The potential for software driven player segregation also raises questions about the way we are classed in online activities.

Is it fair to simply clump so-called toxic players together without attempting to understand the mechanisms that lead people to exhibit negative behaviour in the first place?

The patent contains language that suggests the simplest solution to the problem is to simply “isolate all 'toxic' players into a separate player pool, such that one toxic player is paired only with other toxic players.”

There are multiple examples of other video game companies employing toxicity curbing measures in the past, in games such as Rainbow Six Siege and Fall Guys. However these systems can sometimes get very heavy handed, like instant bans, or that they act as a black box, with players having little to no knowledge of when they are punished.

However there is some historical precedent for suggesting that by placing a blanket over all players labelled toxic and forcing them to play together, it perpetuates a cycle that will not allow them to rectify their online credentials and return to a more reasonable state of play.

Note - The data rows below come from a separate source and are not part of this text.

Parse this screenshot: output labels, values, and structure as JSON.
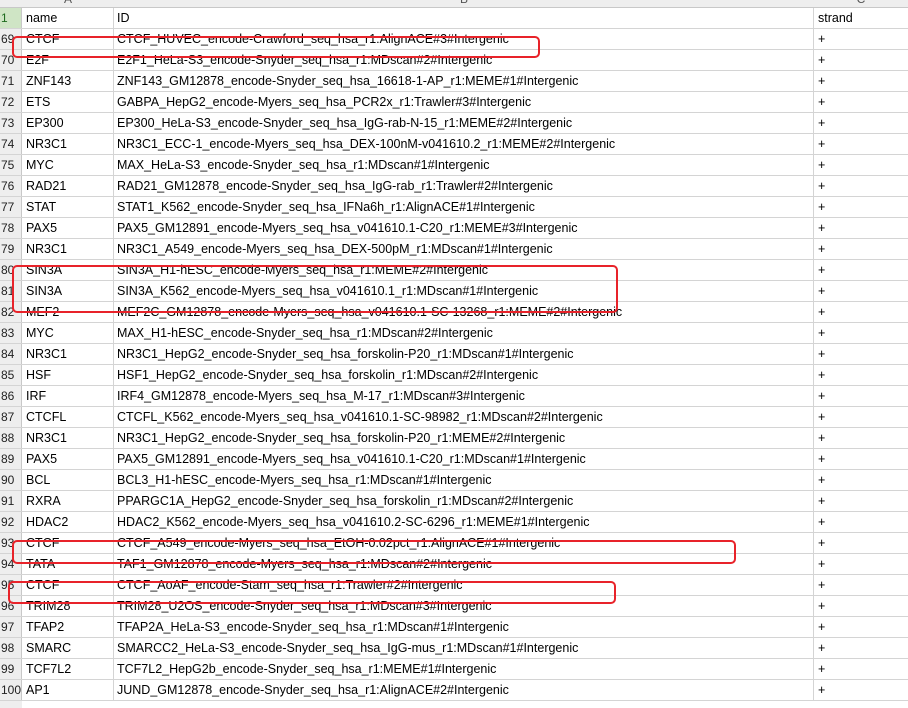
{
  "columns": {
    "row_header_label": "1",
    "letters": [
      "A",
      "B",
      "C"
    ],
    "headers": [
      "name",
      "ID",
      "strand"
    ]
  },
  "rows": [
    {
      "num": "69",
      "name": "CTCF",
      "id": "CTCF_HUVEC_encode-Crawford_seq_hsa_r1:AlignACE#3#Intergenic",
      "strand": "+"
    },
    {
      "num": "70",
      "name": "E2F",
      "id": "E2F1_HeLa-S3_encode-Snyder_seq_hsa_r1:MDscan#2#Intergenic",
      "strand": "+"
    },
    {
      "num": "71",
      "name": "ZNF143",
      "id": "ZNF143_GM12878_encode-Snyder_seq_hsa_16618-1-AP_r1:MEME#1#Intergenic",
      "strand": "+"
    },
    {
      "num": "72",
      "name": "ETS",
      "id": "GABPA_HepG2_encode-Myers_seq_hsa_PCR2x_r1:Trawler#3#Intergenic",
      "strand": "+"
    },
    {
      "num": "73",
      "name": "EP300",
      "id": "EP300_HeLa-S3_encode-Snyder_seq_hsa_IgG-rab-N-15_r1:MEME#2#Intergenic",
      "strand": "+"
    },
    {
      "num": "74",
      "name": "NR3C1",
      "id": "NR3C1_ECC-1_encode-Myers_seq_hsa_DEX-100nM-v041610.2_r1:MEME#2#Intergenic",
      "strand": "+"
    },
    {
      "num": "75",
      "name": "MYC",
      "id": "MAX_HeLa-S3_encode-Snyder_seq_hsa_r1:MDscan#1#Intergenic",
      "strand": "+"
    },
    {
      "num": "76",
      "name": "RAD21",
      "id": "RAD21_GM12878_encode-Snyder_seq_hsa_IgG-rab_r1:Trawler#2#Intergenic",
      "strand": "+"
    },
    {
      "num": "77",
      "name": "STAT",
      "id": "STAT1_K562_encode-Snyder_seq_hsa_IFNa6h_r1:AlignACE#1#Intergenic",
      "strand": "+"
    },
    {
      "num": "78",
      "name": "PAX5",
      "id": "PAX5_GM12891_encode-Myers_seq_hsa_v041610.1-C20_r1:MEME#3#Intergenic",
      "strand": "+"
    },
    {
      "num": "79",
      "name": "NR3C1",
      "id": "NR3C1_A549_encode-Myers_seq_hsa_DEX-500pM_r1:MDscan#1#Intergenic",
      "strand": "+"
    },
    {
      "num": "80",
      "name": "SIN3A",
      "id": "SIN3A_H1-hESC_encode-Myers_seq_hsa_r1:MEME#2#Intergenic",
      "strand": "+"
    },
    {
      "num": "81",
      "name": "SIN3A",
      "id": "SIN3A_K562_encode-Myers_seq_hsa_v041610.1_r1:MDscan#1#Intergenic",
      "strand": "+"
    },
    {
      "num": "82",
      "name": "MEF2",
      "id": "MEF2C_GM12878_encode-Myers_seq_hsa_v041610.1-SC-13268_r1:MEME#2#Intergenic",
      "strand": "+"
    },
    {
      "num": "83",
      "name": "MYC",
      "id": "MAX_H1-hESC_encode-Snyder_seq_hsa_r1:MDscan#2#Intergenic",
      "strand": "+"
    },
    {
      "num": "84",
      "name": "NR3C1",
      "id": "NR3C1_HepG2_encode-Snyder_seq_hsa_forskolin-P20_r1:MDscan#1#Intergenic",
      "strand": "+"
    },
    {
      "num": "85",
      "name": "HSF",
      "id": "HSF1_HepG2_encode-Snyder_seq_hsa_forskolin_r1:MDscan#2#Intergenic",
      "strand": "+"
    },
    {
      "num": "86",
      "name": "IRF",
      "id": "IRF4_GM12878_encode-Myers_seq_hsa_M-17_r1:MDscan#3#Intergenic",
      "strand": "+"
    },
    {
      "num": "87",
      "name": "CTCFL",
      "id": "CTCFL_K562_encode-Myers_seq_hsa_v041610.1-SC-98982_r1:MDscan#2#Intergenic",
      "strand": "+"
    },
    {
      "num": "88",
      "name": "NR3C1",
      "id": "NR3C1_HepG2_encode-Snyder_seq_hsa_forskolin-P20_r1:MEME#2#Intergenic",
      "strand": "+"
    },
    {
      "num": "89",
      "name": "PAX5",
      "id": "PAX5_GM12891_encode-Myers_seq_hsa_v041610.1-C20_r1:MDscan#1#Intergenic",
      "strand": "+"
    },
    {
      "num": "90",
      "name": "BCL",
      "id": "BCL3_H1-hESC_encode-Myers_seq_hsa_r1:MDscan#1#Intergenic",
      "strand": "+"
    },
    {
      "num": "91",
      "name": "RXRA",
      "id": "PPARGC1A_HepG2_encode-Snyder_seq_hsa_forskolin_r1:MDscan#2#Intergenic",
      "strand": "+"
    },
    {
      "num": "92",
      "name": "HDAC2",
      "id": "HDAC2_K562_encode-Myers_seq_hsa_v041610.2-SC-6296_r1:MEME#1#Intergenic",
      "strand": "+"
    },
    {
      "num": "93",
      "name": "CTCF",
      "id": "CTCF_A549_encode-Myers_seq_hsa_EtOH-0.02pct_r1:AlignACE#1#Intergenic",
      "strand": "+"
    },
    {
      "num": "94",
      "name": "TATA",
      "id": "TAF1_GM12878_encode-Myers_seq_hsa_r1:MDscan#2#Intergenic",
      "strand": "+"
    },
    {
      "num": "95",
      "name": "CTCF",
      "id": "CTCF_AoAF_encode-Stam_seq_hsa_r1:Trawler#2#Intergenic",
      "strand": "+"
    },
    {
      "num": "96",
      "name": "TRIM28",
      "id": "TRIM28_U2OS_encode-Snyder_seq_hsa_r1:MDscan#3#Intergenic",
      "strand": "+"
    },
    {
      "num": "97",
      "name": "TFAP2",
      "id": "TFAP2A_HeLa-S3_encode-Snyder_seq_hsa_r1:MDscan#1#Intergenic",
      "strand": "+"
    },
    {
      "num": "98",
      "name": "SMARC",
      "id": "SMARCC2_HeLa-S3_encode-Snyder_seq_hsa_IgG-mus_r1:MDscan#1#Intergenic",
      "strand": "+"
    },
    {
      "num": "99",
      "name": "TCF7L2",
      "id": "TCF7L2_HepG2b_encode-Snyder_seq_hsa_r1:MEME#1#Intergenic",
      "strand": "+"
    },
    {
      "num": "100",
      "name": "AP1",
      "id": "JUND_GM12878_encode-Snyder_seq_hsa_r1:AlignACE#2#Intergenic",
      "strand": "+"
    }
  ],
  "highlight_color": "#e8232a"
}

One popular case of this is with Nintendo’s Super Smash Bros. Dubbed by the community as ‘’For Glory Hell’’, toxic players were matched with each other based on a recommendation system with no notification or warnings that you were being downgraded in an invisible player ranking. Players labelled toxic would gradually find themselves only being matched with other griefers, leaving them little recourse but to keep reporting each other and remain in the proverbial naughty corner forever.

However things play out, don’t expect this prospective technology to change the gaming landscape any time soon. As a publisher of games, Amazon has not exactly been pumping out hits since its inception over 8 years ago.

After shutting down it’s first online game, Crucible, after only 5 months, the most likely implementation of this technology by the company would be in Athlon Games’ Lord of the Rings MMO, with whom Amazon is partnering, but this title has no release date and only sparse details about its development so far.

Until refinements in technology come to save the day once again, the best advice we can give you is to just try to play nice with each other, ok?